Band lotteries, which are a tried-and-true DIY punk scene technique used to revamp the music scene in an area, are now being used in Flagstaff. The band lottery started with eight bands on Jan. 31, which were given one month to create and practice songs for a performance at Firecreek Coffee Company March 2.
For this band lottery, interested people put their names on a public list before Jan. 31 and on that day, names were randomly selected into groups of about five, creating eight random bands.
Nate Edenhofer, one of the organizers for the band lottery and member of the eighth band Yoko Ocho, regards the band lottery as successful even though there were originally eight bands and only four performed March 2.
“If four bands out of that actually happened, that’s a success because before there were zero bands,” Edenhofer said. “One of the bands that didn’t play tonight hasn’t been able to practice but they are going to become an actual band.”
The reason for introducing a band lottery to Flagstaff was to cultivate the spirit of the DIY punk scene again.
“It’s for fun, friendship and bringing people together in a way that allows free expression that isn’t monetized and commodified so the expression can feel real,” Edenhofer said.
Sierra Jones, an organizer for the band lottery and member of bands Yoko Ocho and RIP Matilda, noticed that the DIY scene was dying down in Flagstaff.

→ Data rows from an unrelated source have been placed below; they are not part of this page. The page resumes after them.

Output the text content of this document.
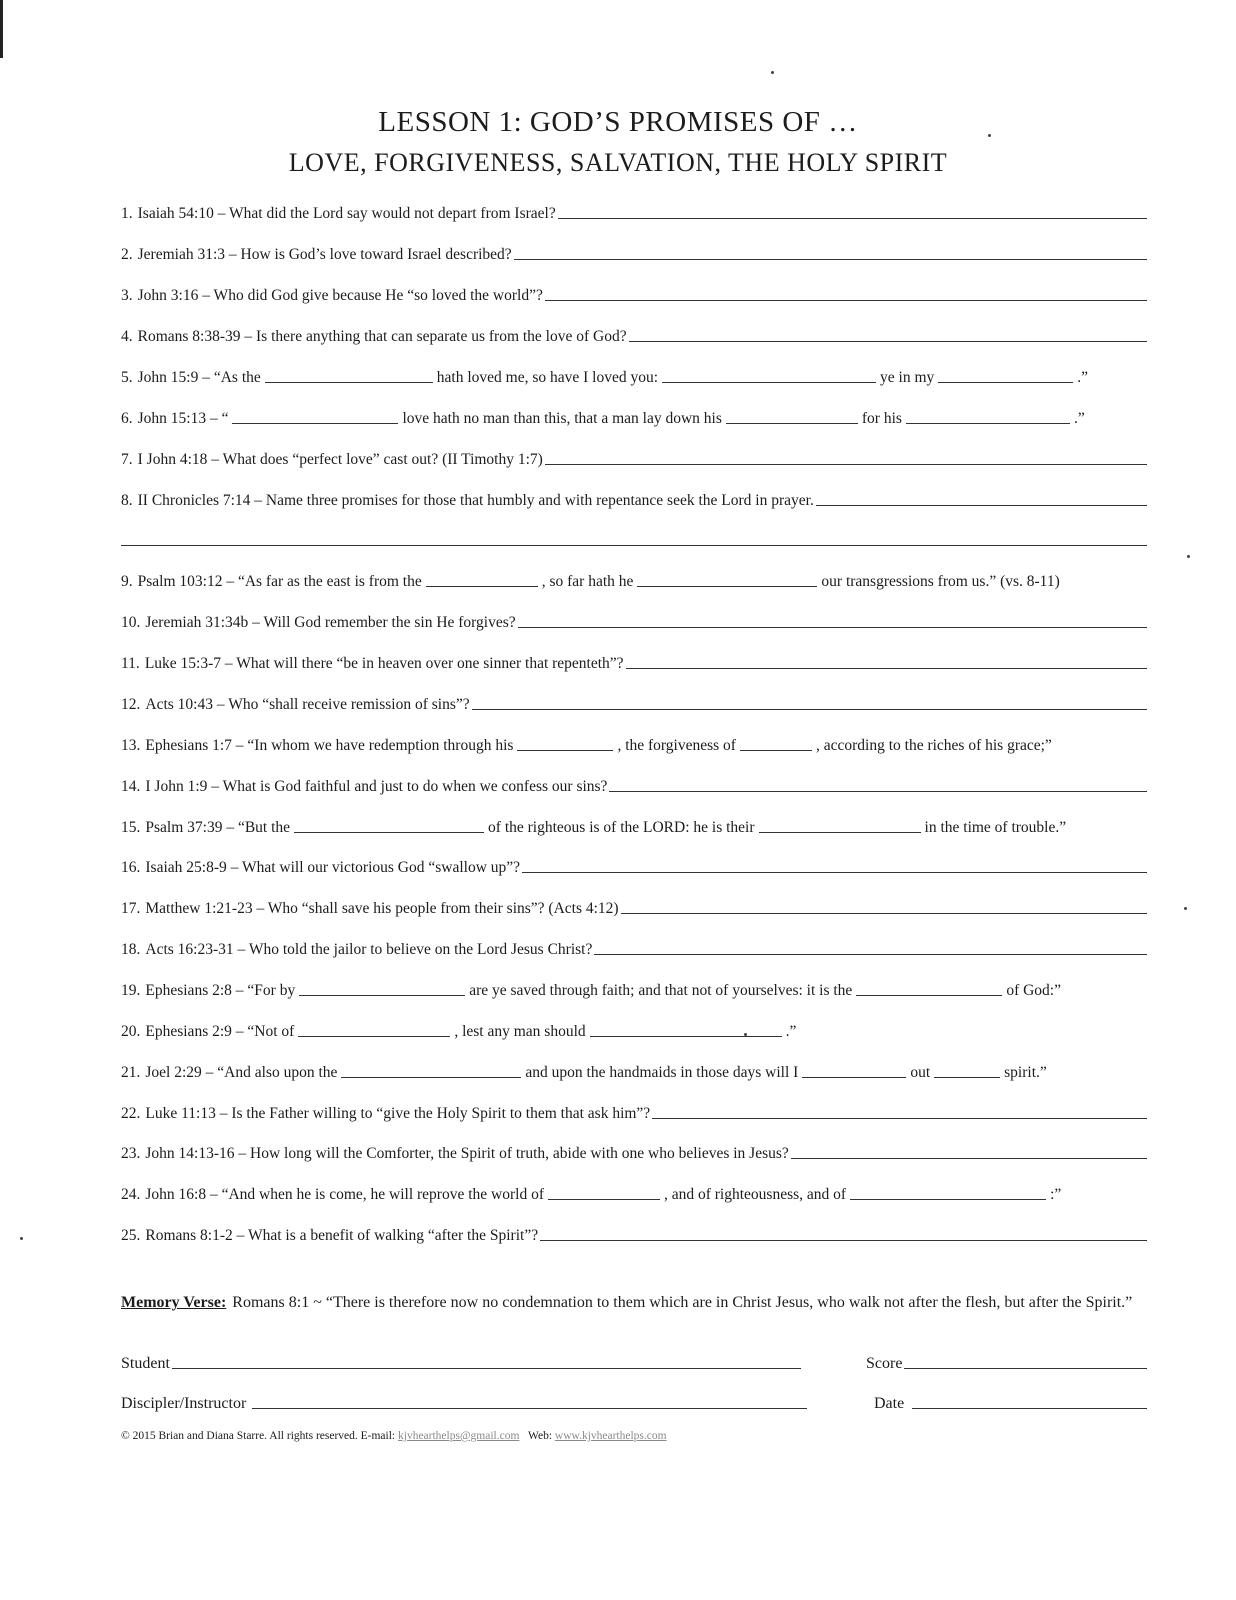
LESSON 1: GOD’S PROMISES OF …
LOVE, FORGIVENESS, SALVATION, THE HOLY SPIRIT
1. Isaiah 54:10 – What did the Lord say would not depart from Israel?
2. Jeremiah 31:3 – How is God’s love toward Israel described?
3. John 3:16 – Who did God give because He “so loved the world”?
4. Romans 8:38-39 – Is there anything that can separate us from the love of God?
5. John 15:9 – “As the	hath loved me, so have I loved you:	ye in my	.”
6. John 15:13 – “	love hath no man than this, that a man lay down his	for his	.”
7. I John 4:18 – What does “perfect love” cast out? (II Timothy 1:7)
8. II Chronicles 7:14 – Name three promises for those that humbly and with repentance seek the Lord in prayer.
9. Psalm 103:12 – “As far as the east is from the	, so far hath he	our transgressions from us.” (vs. 8-11)
10. Jeremiah 31:34b – Will God remember the sin He forgives?
11. Luke 15:3-7 – What will there “be in heaven over one sinner that repenteth”?
12. Acts 10:43 – Who “shall receive remission of sins”?
13. Ephesians 1:7 – “In whom we have redemption through his	, the forgiveness of	, according to the riches of his grace;”
14. I John 1:9 – What is God faithful and just to do when we confess our sins?
15. Psalm 37:39 – “But the	of the righteous is of the LORD: he is their	in the time of trouble.”
16. Isaiah 25:8-9 – What will our victorious God “swallow up”?
17. Matthew 1:21-23 – Who “shall save his people from their sins”? (Acts 4:12)
18. Acts 16:23-31 – Who told the jailor to believe on the Lord Jesus Christ?
19. Ephesians 2:8 – “For by	are ye saved through faith; and that not of yourselves: it is the	of God:”
20. Ephesians 2:9 – “Not of	, lest any man should	.”
21. Joel 2:29 – “And also upon the	and upon the handmaids in those days will I	out	spirit.”
22. Luke 11:13 – Is the Father willing to “give the Holy Spirit to them that ask him”?
23. John 14:13-16 – How long will the Comforter, the Spirit of truth, abide with one who believes in Jesus?
24. John 16:8 – “And when he is come, he will reprove the world of	, and of righteousness, and of	:”
25. Romans 8:1-2 – What is a benefit of walking “after the Spirit”?
Memory Verse: Romans 8:1 ~ “There is therefore now no condemnation to them which are in Christ Jesus, who walk not after the flesh, but after the Spirit.”
Student	Score
Discipler/Instructor	Date
© 2015 Brian and Diana Starre. All rights reserved. E-mail: kjvhearthelps@gmail.com Web: www.kjvhearthelps.com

Jones said they wanted to introduce new people to each other and get creative juices flowing.
“Ideally, it’s for all ages, it’s free or at least accessible shows and it can be done in an underground network,” Jones said. “I associate it with a political affiliation, a lot of it is punk or people who are outcasts who have radical politics.”
To Jones, punk is less about the music style and more about the mindset. That’s why the participators of the band lottery, even with their varying musical preferences, are welcome as a part of the DIY punk scene in Flagstaff.

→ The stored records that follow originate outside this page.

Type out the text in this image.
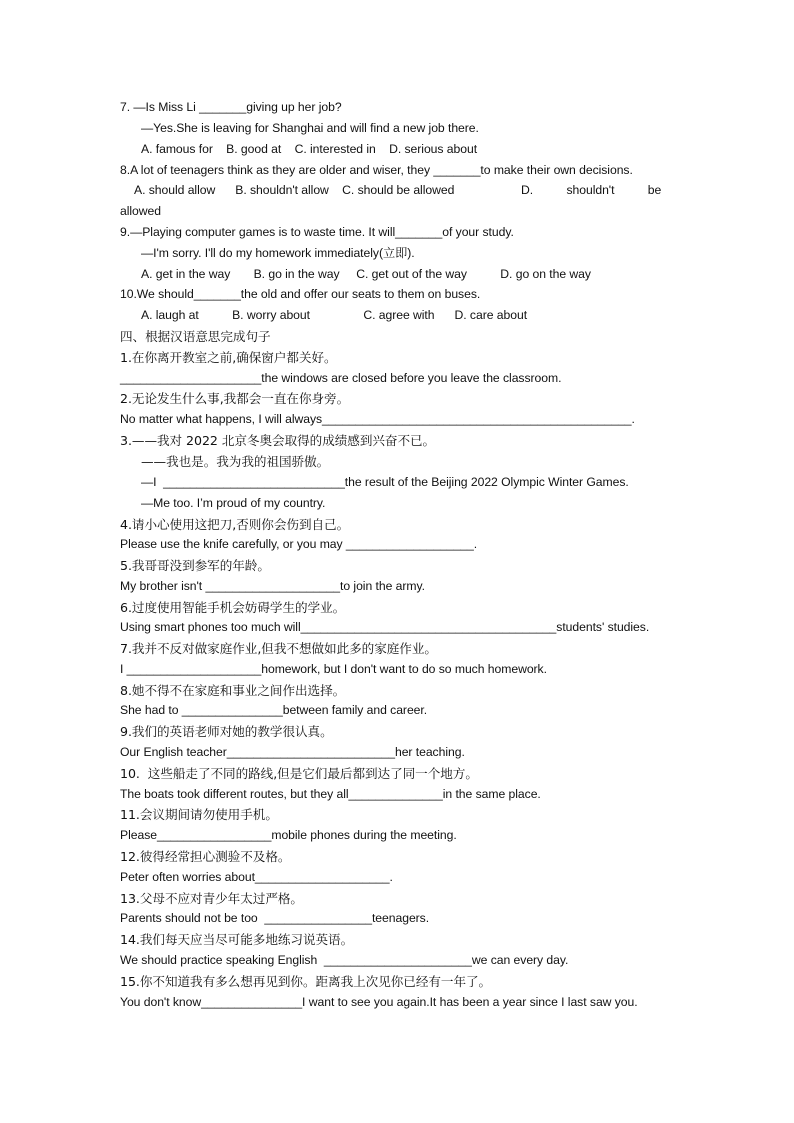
7. —Is Miss Li _______giving up her job?
—Yes.She is leaving for Shanghai and will find a new job there.
A. famous for    B. good at    C. interested in    D. serious about
8.A lot of teenagers think as they are older and wiser, they _______to make their own decisions.
A. should allow      B. shouldn't allow    C. should be allowed                    D.          shouldn't          be
allowed
9.—Playing computer games is to waste time. It will_______of your study.
—I'm sorry. I'll do my homework immediately(立即).
A. get in the way       B. go in the way     C. get out of the way          D. go on the way
10.We should_______the old and offer our seats to them on buses.
A. laugh at          B. worry about                C. agree with      D. care about
四、根据汉语意思完成句子
1.在你离开教室之前,确保窗户都关好。
_____________________the windows are closed before you leave the classroom.
2.无论发生什么事,我都会一直在你身旁。
No matter what happens, I will always______________________________________________.
3.——我对 2022 北京冬奥会取得的成绩感到兴奋不已。
——我也是。我为我的祖国骄傲。
—I  ___________________________the result of the Beijing 2022 Olympic Winter Games.
—Me too. I’m proud of my country.
4.请小心使用这把刀,否则你会伤到自己。
Please use the knife carefully, or you may ___________________.
5.我哥哥没到参军的年龄。
My brother isn't ____________________to join the army.
6.过度使用智能手机会妨碍学生的学业。
Using smart phones too much will______________________________________students' studies.
7.我并不反对做家庭作业,但我不想做如此多的家庭作业。
I ____________________homework, but I don't want to do so much homework.
8.她不得不在家庭和事业之间作出选择。
She had to _______________between family and career.
9.我们的英语老师对她的教学很认真。
Our English teacher_________________________her teaching.
10.  这些船走了不同的路线,但是它们最后都到达了同一个地方。
The boats took different routes, but they all______________in the same place.
11.会议期间请勿使用手机。
Please_________________mobile phones during the meeting.
12.彼得经常担心测验不及格。
Peter often worries about____________________.
13.父母不应对青少年太过严格。
Parents should not be too  ________________teenagers.
14.我们每天应当尽可能多地练习说英语。
We should practice speaking English  ______________________we can every day.
15.你不知道我有多么想再见到你。距离我上次见你已经有一年了。
You don't know_______________I want to see you again.It has been a year since I last saw you.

Jones placed signup sheets around the venue to get names of people interested in hosting shows, booking shows and being in a band but don’t know where to start or don’t have the resources to.
“That is a really important aspect of this because I wanted to be in a band for so long before the band I was in a couple of years ago, Fake Nails, so I think that offering that space to people is really important," said Sarah Lydford, member of band Sleepover and RIP Matilda. "I’m really excited to see who signs up and what comes of it."
Lydford’s idea of punk is it is subversive to the current systems that make it inaccessible for people to play music and express themselves.
Edenhofer said that if people need equipment or space to do shows in, they could contact the Facebook page Flagstaff Secret Society for Cool Shows, the Facebook group Flagstaff DIY Shows or reach out to specific bands for resources.
“That sharing of equipment within the scene, that is really radical because people who may never have had the opportunity to express themselves in this way are getting access to do that,” Lydford said.
Much of the value of band lotteries comes from experimentation. It allows people to explore their music and performance style.
“Since this is such a playful, open thing, it makes me feel like I can get creative and explore,” Jones said.
Jones said he hopes some bands will stay together or new bands will form from the connections made at the band lottery show. She also said Flagstaff band lotteries may become an annual or biannual occurrence.
“It was really fun,” Lydford said. “I think this type of space is really important within our community right now.”